Sneaking aboard a minivan or clinging to the bumper of a delivery truck, small creatures like ants hitch rides on cars every day for long-distance trips across continents.
Tires roll through soil, doors brush against tree limbs, and before anyone notices, a living stowaway is on its way to a brand-new zip code.
Seeds, moth eggs, and even mosquitoes have taken advantage of this free transit, but ants may be the most surprising passengers of all.
Those trips can reshape local nature.
When a species lands far from its old haunts, it meets plants and animals that have never learned to handle its tricks. Some newcomers fizzle out, yet others spread fast and shove resident species aside.
Hitchhiking turns vehicles, built for human convenience, into silent partners in a biological shuffle that plays out across parking lots and interstates.
After watching ants scurry onto car tires in Taipei, entomologist Scotty Yang, an assistant professor in Virginia Tech’s Department of Entomology, decided to document the behavior.
Between 2017 and 2023, he logged nine species hitching rides on everyday vehicles; seven were invasive in the places where they appeared. His notes mark the first systematic look at ants using personal cars as moving vans.
Seeds have hung on for rides of well over 200 miles, and the spongy moth is infamous for planting eggs on freight containers.
Tiger mosquitoes have been spotted inside cars cruising across Spain. Ants add another twist: whole colonies, queen included, can march up a tire and disappear under the chassis before the driver turns the key.
Yang’s project leaned on social-media posts from drivers around Taiwan who snapped photos of cars suddenly coated in ants.
“We saw social-media posts where people were devastated about finding their cars covered in ants,” Yang said. “Although we felt sorry for them, we wanted to examine whether these events had anything in common.”
Reports poured in about ghost ants, black cocoa ants, and several other species. Observers recorded the month, the weather, the type of car, how long it had been parked, and how many insects they counted.
Patterns emerged.
A successful trip required three conditions: the insects had to climb the vehicle’s surface, the colony needed to be in a restless foraging or nesting mood, and the chosen nook – often a wheel well – had to remain within their preferred temperature range.

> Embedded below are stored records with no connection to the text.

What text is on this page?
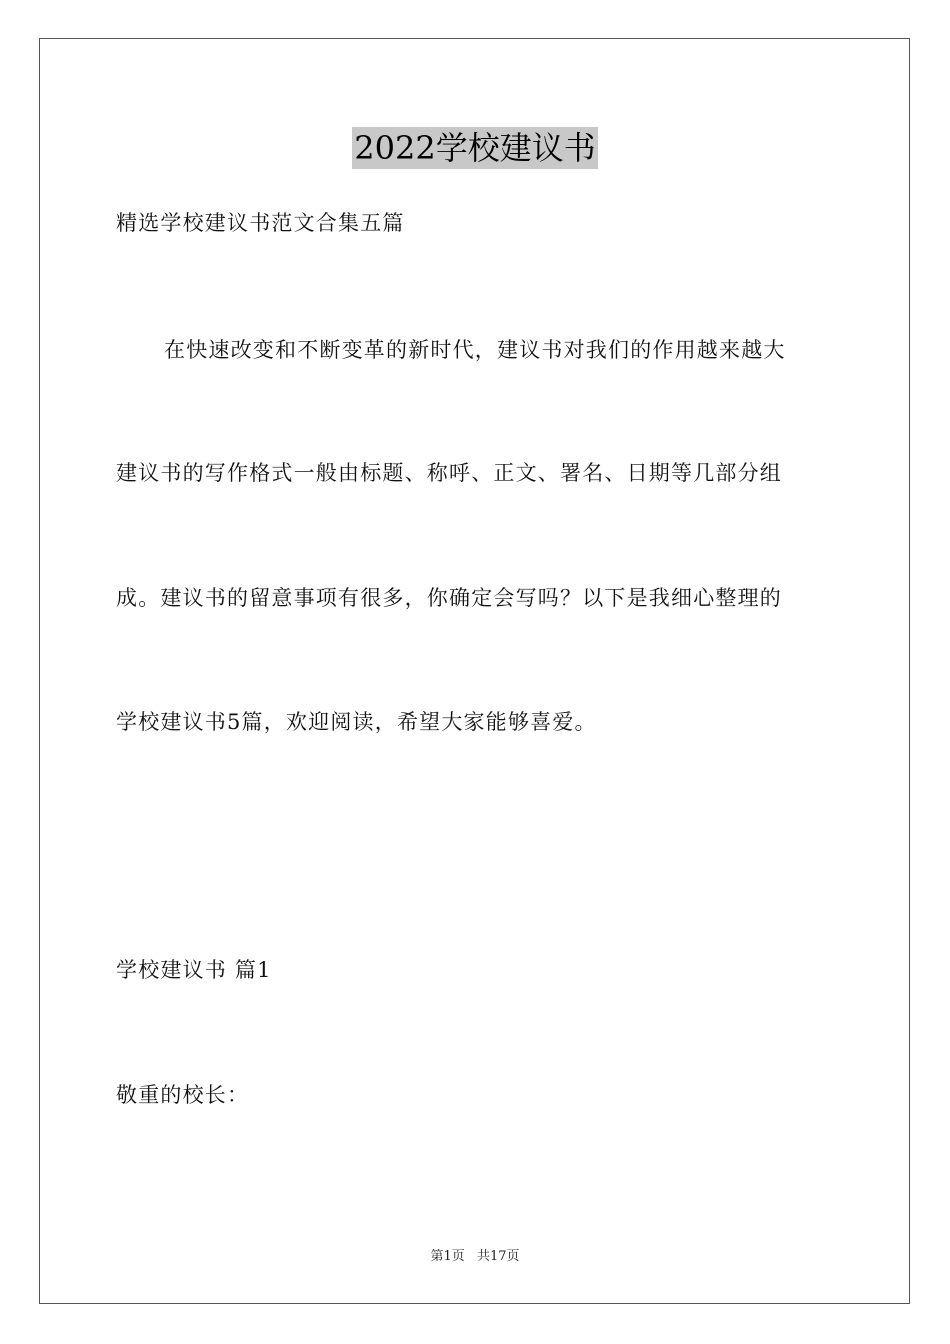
2022学校建议书
精选学校建议书范文合集五篇
在快速改变和不断变革的新时代，建议书对我们的作用越来越大
建议书的写作格式一般由标题、称呼、正文、署名、日期等几部分组
成。建议书的留意事项有很多，你确定会写吗？以下是我细心整理的
学校建议书5篇，欢迎阅读，希望大家能够喜爱。
学校建议书 篇1
敬重的校长：
第1页 共17页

When all three boxes were ticked, a family of ants could roll out like seasoned travelers.
In a new neighborhood, invasive ants tangle with local species for every crumb and hiding place. Native insects often lose those fights, and the dominoes keep falling. Birds, reptiles, and small mammals that rely on the displaced insects go hungry.

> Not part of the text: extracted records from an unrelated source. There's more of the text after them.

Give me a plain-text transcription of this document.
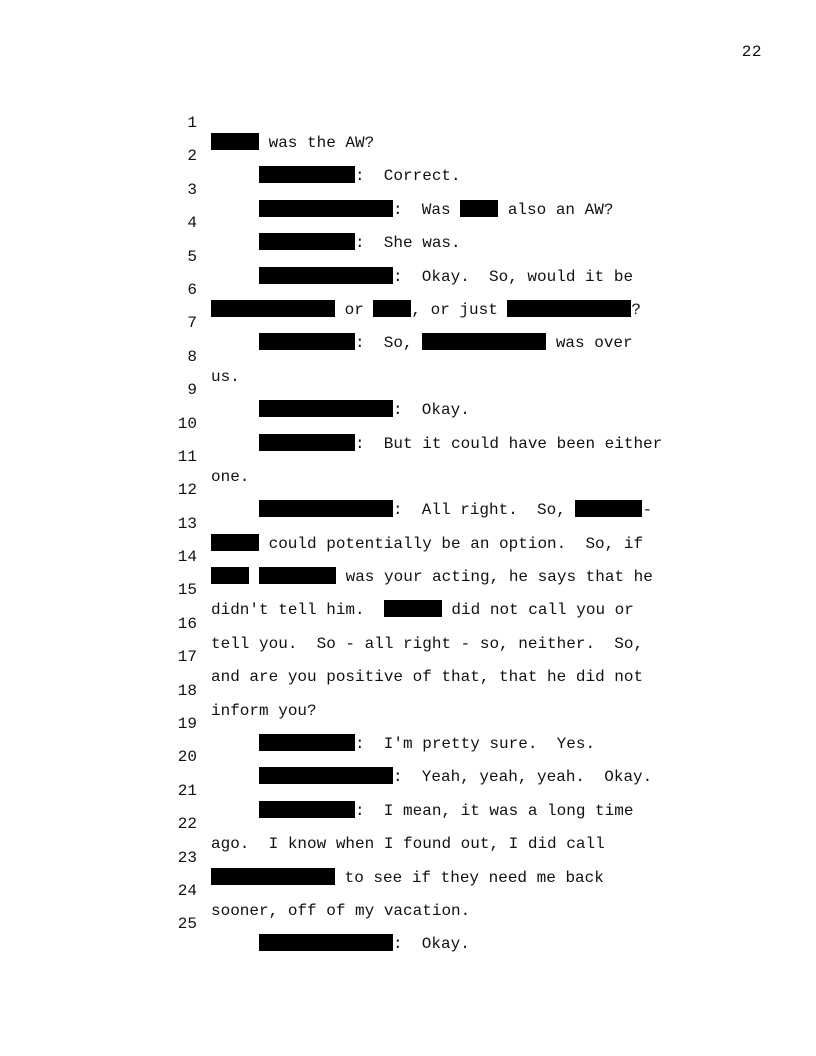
22

1

was the AW?

2

:  Correct.

3

:  Was  also an AW?

4

:  She was.

5

:  Okay.  So, would it be

6

or , or just	?

7

:  So,	was over

8

us.

9

:  Okay.

10

:  But it could have been either

11

one.

12

:  All right.  So,	-

13

could potentially be an option.  So, if

14

was your acting, he says that he

15

didn't tell him.	did not call you or

16

tell you.  So - all right - so, neither.  So,

17

and are you positive of that, that he did not

18

inform you?

19

:  I'm pretty sure.  Yes.

20

:  Yeah, yeah, yeah.  Okay.

21

:  I mean, it was a long time

22

ago.  I know when I found out, I did call

23

to see if they need me back

24

sooner, off of my vacation.

25

:  Okay.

Some ants act as bodyguards for plant-sucking pests that drip sugary honeydew, allowing the pests to damage crops longer than usual.
Urban life does not escape the trouble. Large colonies can swarm kitchens, chew insulation, or short-circuit traffic lights.
Farmers face yield losses when ants protect sap-sipping bugs in orchards and fields, while homeowners pay for repairs after surprising electrical outages.
Each unplanned trip in a car, then, is more than an odd anecdote; it is a potential spark for ecological and economic headaches that can stretch for years.
Of the 100 worst invasive species on the planet, five are ants, and two of those – the red imported fire ant and the Argentine ant – are already established in Virginia. Warmer winters over the past decade have let both inch farther north.
Yang warns that casual rides in pickup trucks and family SUVs could speed that push. Personal vehicles, once dismissed as biologically unimportant, might be handing these tough insects fresh territory one rest-area stop at a time.
Virginia’s experience serves as a cautionary note for the broader Eastern United States. If motorists keep arriving from infested zones without checking their fenders and cargo, colonies can pop up beyond their previous limits.
Yang hopes to launch a citizen-science network similar to the Taiwanese project so residents can flag outbreaks early, long before fire ants find a foothold in new counties.
Drivers can cut the odds of giving ants a lift. Parking away from overgrown curbs, brushing loose soil from tires, and rinsing wheel wells after off-road jaunts help deny the insects a foothold.
On long trips, a quick inspection during fuel stops catches roving workers before they settle in.
Communities can pitch in, too. Local extension offices may distribute identification cards, while schools host weekend “bug check” events in parking lots.
Early warnings from sharp-eyed citizens let pest managers respond before an ant metropolis takes root. Each small action, repeated by thousands of travelers, keeps one more invasive colony from racing down the highway.
The full study was published in the journal Ecological Entomology.